Theaterstücke will er keine mehr schreiben, sagt er, nicht etwa, weil ihn
die Verrisse der letzten Jahre verbittert hätten, nein, wer das glaubt, der
überschätzt die Wirkung von Kritiken auf das Selbstbewußtsein des Friedrich
Dürrenmatt, der sich, eben sechzig geworden, ohne Hemmung in die Reihe der
verkannten Genialen stellt. Lessing, sein Lieblingsklassiker, werde ja auch
immer noch mißverstanden. Dürrenmatt weiß, was er wert ist. Seine Zeit, die
Zeit des Welttheaters, werde mit Sicherheit kommen, spätestens, wenn er tot
sei. Mehr als zehn Jahre Leben gibt sich der Zuckerkranke nach dem dritten
Herzinfarkt nicht mehr.* So gelassen wie er die größtenteils vernichtenden
Urteile über seine jüngsten Stücke "Der Mitmacher", "Die Frist"

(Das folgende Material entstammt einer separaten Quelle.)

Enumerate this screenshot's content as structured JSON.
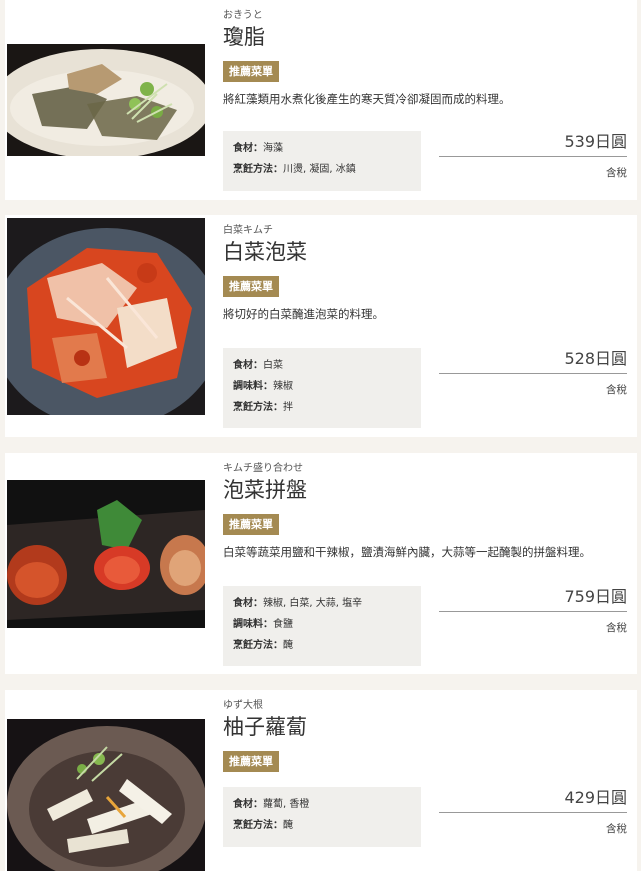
{
  "badge_label": "推薦菜單",
  "items": [
    {
      "reading": "おきうと",
      "name": "瓊脂",
      "desc": "將紅藻類用水煮化後產生的寒天質冷卻凝固而成的料理。",
      "specs": [
        {
          "key": "食材：",
          "value": "海藻"
        },
        {
          "key": "烹飪方法：",
          "value": "川燙, 凝固, 冰鎮"
        }
      ],
      "price": "539日圓",
      "tax": "含稅"
    },
    {
      "reading": "白菜キムチ",
      "name": "白菜泡菜",
      "desc": "將切好的白菜醃進泡菜的料理。",
      "specs": [
        {
          "key": "食材：",
          "value": "白菜"
        },
        {
          "key": "調味料：",
          "value": "辣椒"
        },
        {
          "key": "烹飪方法：",
          "value": "拌"
        }
      ],
      "price": "528日圓",
      "tax": "含稅"
    },
    {
      "reading": "キムチ盛り合わせ",
      "name": "泡菜拼盤",
      "desc": "白菜等蔬菜用鹽和干辣椒，鹽漬海鮮內臟，大蒜等一起醃製的拼盤料理。",
      "specs": [
        {
          "key": "食材：",
          "value": "辣椒, 白菜, 大蒜, 塩辛"
        },
        {
          "key": "調味料：",
          "value": "食鹽"
        },
        {
          "key": "烹飪方法：",
          "value": "醃"
        }
      ],
      "price": "759日圓",
      "tax": "含稅"
    },
    {
      "reading": "ゆず大根",
      "name": "柚子蘿蔔",
      "desc": "",
      "specs": [
        {
          "key": "食材：",
          "value": "蘿蔔, 香橙"
        },
        {
          "key": "烹飪方法：",
          "value": "醃"
        }
      ],
      "price": "429日圓",
      "tax": "含稅"
    }
  ]
}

oder "Die Panne" hinnahm, so ungerührt erträgt er die Todeserwartung.
Sein Phlegma, vielleicht Weisheit des Alters, erstaunt, wenn man sich an die
Kampfeslust früherer Jahre erinnert, an die Geschosse, die er nach seinem
Abschied vom Basler Theater auf Werner Düggelin** losließ, an den Prozeß mit
Hans Habe***, den er einen Faschisten nannte und dessen verletzte Ehre er
mit hundert Schweizer Franken wiederherstellen mußte. Habe ist tot mitsamt
seiner Ehre. Dürrenmatt schmunzelt.
Sein Name ist Schulstoff, daran kann kein Kritiker und kein Habe mehr rütteln,
obwohl er das Stück, mit dem er Weltruhm erlangte, für sein konventionellstes,
um nicht zu sagen für sein schlechtestes hält. Über den "Besuch der alten
Dame" redet er ungern. Der Erfolg nährt seine Rezensenten-Verachtung,
denn auf was die Welt da hereinfiel, das ist, so Dürrenmatt, "bloß gutes
Handwerk". Seine Liebe gehört den erfolglosen Stücken, "Herkules
und der Stall des Augias" oder eben jenem "Mitmacher", der
mit einer Spezialapparatur reihenweise die von einem Mordsyndikat angelieferten
Leichen auflöst. Ionesco fragte ihn, nachdem er eine Aufführung des „Besuchs
der alten Dame“ gesehen hatte, ob er das Schreiben jetzt nicht lieber aufgeben
wolle, Besseres sei nicht mehr möglich. Dürrenmatt aber („Wer meine Stücke
nicht mag, der mag das Theater nicht“) gab nicht auf, sondern erschrieb sich
eine finanzielle Unabhängigkeit, die ihm ermöglicht, Gegner zu ignorieren.
Erst kürzlich hat er seinen Wohnsitz in Neuchâtel um ein paar tausend Quadratmeter
erweitert, damit ihm die Stadt nicht mit einem Sozialbau die Aussicht verschandelt.
Schon in den fünfziger Jahren war er wohlhabend genug, ein Angebot aus Hollywood
abzulehnen. David Selznick wollte ihn dafür gewinnen, das mißratene Drehbuch
zu „Cleopatra“ umzuschreiben. Dürrenmatt antwortete, das beste "Cleopatra"-Drehbuch
habe schon Shakespeare geschrieben.
Er
hat, abgesehen von Nachhilfestunden während seines Philosophiestudiums, sein
Leben lang mit nichts anderem Geld verdient als mit dem Schreiben. "Man
muß“, sagt er, "vor einen Karren gespannt sein, um ziehen zu können."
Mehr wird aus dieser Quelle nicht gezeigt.